Top Story #3: Economy continued to suffer through year
The local economy fell into a rut in 2009 and it never climbed out in 2010, despite tentative hopes and predictions the second, then the third, then the fourth quarter would show an uptick in employment and consumer confidence.
Unemployment remained above 9 percent every month between February and November, the month when the seasonally adjusted unemployment rate for Mesa County hit a recession-era high of 10.1 percent.
The number of employed people in the county dropped by 2,400 between January and November, and the number of unemployed people in the county increased by 300 during the same time.
Those who managed to keep their jobs didn’t always have much to celebrate in their paychecks, aside from having them, especially if they were public employees. Mesa County froze pay and the city of Grand Junction cut all pay by 3 percent.
District 51 teachers earned as much per day in 2010–11 as they had during the 2009–10 school year, but two days were cut from their school year.
Information is not yet available from the U.S. Bureau of Economic Statistics detailing how much money Mesa County residents earned in 2010, but income in Mesa County overall dropped by $200,000 in 2009 compared with 2008, according to the bureau. There may be hope for 2010, though: personal income increased year-over-year in the first, second and third quarters in Colorado.

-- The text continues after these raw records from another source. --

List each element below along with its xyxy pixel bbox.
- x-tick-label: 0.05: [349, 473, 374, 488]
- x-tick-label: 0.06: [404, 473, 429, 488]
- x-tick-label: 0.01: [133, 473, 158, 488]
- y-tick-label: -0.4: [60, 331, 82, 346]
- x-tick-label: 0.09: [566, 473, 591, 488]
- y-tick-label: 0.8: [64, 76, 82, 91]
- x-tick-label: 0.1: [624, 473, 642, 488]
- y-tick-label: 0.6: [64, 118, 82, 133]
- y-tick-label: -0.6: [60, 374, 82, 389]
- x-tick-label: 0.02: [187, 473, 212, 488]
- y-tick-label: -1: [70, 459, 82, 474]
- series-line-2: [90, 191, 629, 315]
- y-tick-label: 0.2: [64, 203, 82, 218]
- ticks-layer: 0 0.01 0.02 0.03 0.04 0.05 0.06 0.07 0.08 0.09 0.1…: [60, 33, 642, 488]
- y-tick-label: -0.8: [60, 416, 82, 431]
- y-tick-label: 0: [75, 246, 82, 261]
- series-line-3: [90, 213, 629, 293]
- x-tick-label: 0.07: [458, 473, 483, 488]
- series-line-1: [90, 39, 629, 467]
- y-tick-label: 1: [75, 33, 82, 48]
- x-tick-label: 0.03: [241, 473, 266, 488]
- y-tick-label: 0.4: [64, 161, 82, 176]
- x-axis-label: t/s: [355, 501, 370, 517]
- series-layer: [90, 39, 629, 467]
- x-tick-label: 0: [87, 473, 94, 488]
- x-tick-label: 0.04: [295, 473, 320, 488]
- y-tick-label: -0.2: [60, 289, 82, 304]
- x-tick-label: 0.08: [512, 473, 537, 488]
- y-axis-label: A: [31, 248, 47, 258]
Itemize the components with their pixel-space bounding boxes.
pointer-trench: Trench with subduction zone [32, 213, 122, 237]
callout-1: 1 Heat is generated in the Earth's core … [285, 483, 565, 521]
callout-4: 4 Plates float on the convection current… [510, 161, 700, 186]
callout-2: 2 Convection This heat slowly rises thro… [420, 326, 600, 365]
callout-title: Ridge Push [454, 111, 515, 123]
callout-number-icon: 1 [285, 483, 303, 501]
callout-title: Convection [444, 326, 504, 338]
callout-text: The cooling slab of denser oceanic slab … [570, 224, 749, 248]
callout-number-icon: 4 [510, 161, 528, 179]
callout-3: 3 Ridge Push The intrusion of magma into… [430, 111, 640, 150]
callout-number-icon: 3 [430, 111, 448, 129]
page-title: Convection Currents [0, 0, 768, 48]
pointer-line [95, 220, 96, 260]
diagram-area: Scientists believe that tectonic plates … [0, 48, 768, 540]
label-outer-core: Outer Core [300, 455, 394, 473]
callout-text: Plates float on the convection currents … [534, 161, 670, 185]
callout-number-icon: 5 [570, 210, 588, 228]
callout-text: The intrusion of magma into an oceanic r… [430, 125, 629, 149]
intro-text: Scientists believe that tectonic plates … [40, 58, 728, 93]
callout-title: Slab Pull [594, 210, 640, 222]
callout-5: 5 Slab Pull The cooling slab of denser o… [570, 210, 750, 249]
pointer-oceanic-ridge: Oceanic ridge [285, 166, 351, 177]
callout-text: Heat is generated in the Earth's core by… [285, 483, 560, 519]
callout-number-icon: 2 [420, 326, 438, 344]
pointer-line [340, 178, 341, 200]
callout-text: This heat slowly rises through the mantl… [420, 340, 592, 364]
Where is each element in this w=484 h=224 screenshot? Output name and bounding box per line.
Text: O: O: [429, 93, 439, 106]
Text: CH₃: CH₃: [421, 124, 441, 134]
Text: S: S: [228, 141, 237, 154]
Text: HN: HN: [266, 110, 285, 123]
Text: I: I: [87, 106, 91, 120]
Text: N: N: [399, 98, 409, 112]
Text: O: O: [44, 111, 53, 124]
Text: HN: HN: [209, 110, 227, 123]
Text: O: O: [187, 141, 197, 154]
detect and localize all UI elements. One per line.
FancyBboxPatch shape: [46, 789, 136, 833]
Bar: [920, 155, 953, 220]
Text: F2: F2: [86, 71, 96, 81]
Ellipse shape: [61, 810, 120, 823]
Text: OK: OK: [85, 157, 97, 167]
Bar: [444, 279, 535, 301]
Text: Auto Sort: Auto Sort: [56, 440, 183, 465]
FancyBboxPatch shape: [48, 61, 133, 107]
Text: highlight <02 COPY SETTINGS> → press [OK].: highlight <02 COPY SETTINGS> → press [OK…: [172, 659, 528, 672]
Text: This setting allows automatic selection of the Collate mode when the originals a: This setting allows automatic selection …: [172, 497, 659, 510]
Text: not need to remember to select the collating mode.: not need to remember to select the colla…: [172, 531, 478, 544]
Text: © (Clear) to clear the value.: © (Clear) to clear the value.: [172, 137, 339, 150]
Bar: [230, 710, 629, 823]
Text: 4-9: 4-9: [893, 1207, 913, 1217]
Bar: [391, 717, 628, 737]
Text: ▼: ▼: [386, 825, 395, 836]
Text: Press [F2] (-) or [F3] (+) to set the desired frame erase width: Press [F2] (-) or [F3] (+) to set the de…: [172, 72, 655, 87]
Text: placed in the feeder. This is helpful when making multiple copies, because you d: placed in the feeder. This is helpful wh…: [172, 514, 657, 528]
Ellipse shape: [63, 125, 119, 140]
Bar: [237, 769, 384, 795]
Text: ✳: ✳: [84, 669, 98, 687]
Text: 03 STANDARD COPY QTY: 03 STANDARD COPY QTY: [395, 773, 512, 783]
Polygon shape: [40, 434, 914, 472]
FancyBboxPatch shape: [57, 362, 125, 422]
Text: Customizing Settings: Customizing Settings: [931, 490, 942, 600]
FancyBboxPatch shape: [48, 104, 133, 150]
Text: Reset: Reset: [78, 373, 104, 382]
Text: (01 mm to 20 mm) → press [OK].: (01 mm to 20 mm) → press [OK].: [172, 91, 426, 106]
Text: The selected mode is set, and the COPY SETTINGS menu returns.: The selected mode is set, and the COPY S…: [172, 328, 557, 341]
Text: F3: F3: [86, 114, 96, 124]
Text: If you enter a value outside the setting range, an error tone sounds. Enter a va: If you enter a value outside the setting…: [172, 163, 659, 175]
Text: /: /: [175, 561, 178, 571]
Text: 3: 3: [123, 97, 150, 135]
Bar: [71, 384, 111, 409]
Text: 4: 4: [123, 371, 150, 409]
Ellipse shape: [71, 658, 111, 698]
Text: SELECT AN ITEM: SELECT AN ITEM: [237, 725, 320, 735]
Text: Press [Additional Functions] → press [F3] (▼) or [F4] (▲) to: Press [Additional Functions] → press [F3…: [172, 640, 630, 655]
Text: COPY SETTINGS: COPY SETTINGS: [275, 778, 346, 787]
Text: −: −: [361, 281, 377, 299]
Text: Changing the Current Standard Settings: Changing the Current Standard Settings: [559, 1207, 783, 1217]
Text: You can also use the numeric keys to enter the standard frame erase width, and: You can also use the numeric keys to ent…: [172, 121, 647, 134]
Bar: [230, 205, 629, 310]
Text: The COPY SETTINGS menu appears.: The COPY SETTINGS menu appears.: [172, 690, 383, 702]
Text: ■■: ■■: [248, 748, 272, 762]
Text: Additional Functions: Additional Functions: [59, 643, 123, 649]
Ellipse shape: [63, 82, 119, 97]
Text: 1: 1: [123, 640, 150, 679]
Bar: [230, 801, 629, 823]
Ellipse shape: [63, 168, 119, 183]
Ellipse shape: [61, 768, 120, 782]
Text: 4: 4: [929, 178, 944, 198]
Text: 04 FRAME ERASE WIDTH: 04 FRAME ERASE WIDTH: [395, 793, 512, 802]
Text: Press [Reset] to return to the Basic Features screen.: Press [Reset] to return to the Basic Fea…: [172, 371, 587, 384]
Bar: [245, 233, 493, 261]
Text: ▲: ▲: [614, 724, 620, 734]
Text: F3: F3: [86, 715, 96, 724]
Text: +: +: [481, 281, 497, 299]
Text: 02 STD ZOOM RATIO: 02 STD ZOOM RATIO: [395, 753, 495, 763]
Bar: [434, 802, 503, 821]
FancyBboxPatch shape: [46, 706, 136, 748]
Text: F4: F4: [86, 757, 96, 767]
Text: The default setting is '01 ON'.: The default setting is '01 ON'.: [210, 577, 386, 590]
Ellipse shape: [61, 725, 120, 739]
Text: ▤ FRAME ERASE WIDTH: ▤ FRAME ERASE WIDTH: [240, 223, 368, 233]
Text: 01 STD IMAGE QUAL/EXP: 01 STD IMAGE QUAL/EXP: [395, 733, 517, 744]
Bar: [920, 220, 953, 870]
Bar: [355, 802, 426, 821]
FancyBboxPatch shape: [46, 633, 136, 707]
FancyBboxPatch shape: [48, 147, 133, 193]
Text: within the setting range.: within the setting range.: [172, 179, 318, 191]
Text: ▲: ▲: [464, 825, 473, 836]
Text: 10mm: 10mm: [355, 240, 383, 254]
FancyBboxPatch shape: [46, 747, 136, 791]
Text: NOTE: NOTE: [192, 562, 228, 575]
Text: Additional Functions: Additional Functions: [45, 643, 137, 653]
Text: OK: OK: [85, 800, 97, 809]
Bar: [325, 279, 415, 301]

Despite 2009 being a poor year for home sales in Grand Junction, fewer homes sold year-over-year during all but three of the 11 months of 2010 so far reported by the Colorado Association of Realtors.
Prices were down year-over-year during nine of the 11 months reported for 2010 compared with corresponding months the year before.
Homes weren’t selling well in 2010, but plenty were going on the market, whether homeowners lost their dwellings willingly or not.
In the first 11 months of 2010, Mesa County processed 1,544 foreclosure filings, which mark the beginning of the foreclosure process, and processed 911 foreclosure sales, marking the end of the process.
Compared with the first 11 months of 2009, that’s a nearly 50 percent increase in filings and more than triple the sales completed the previous year.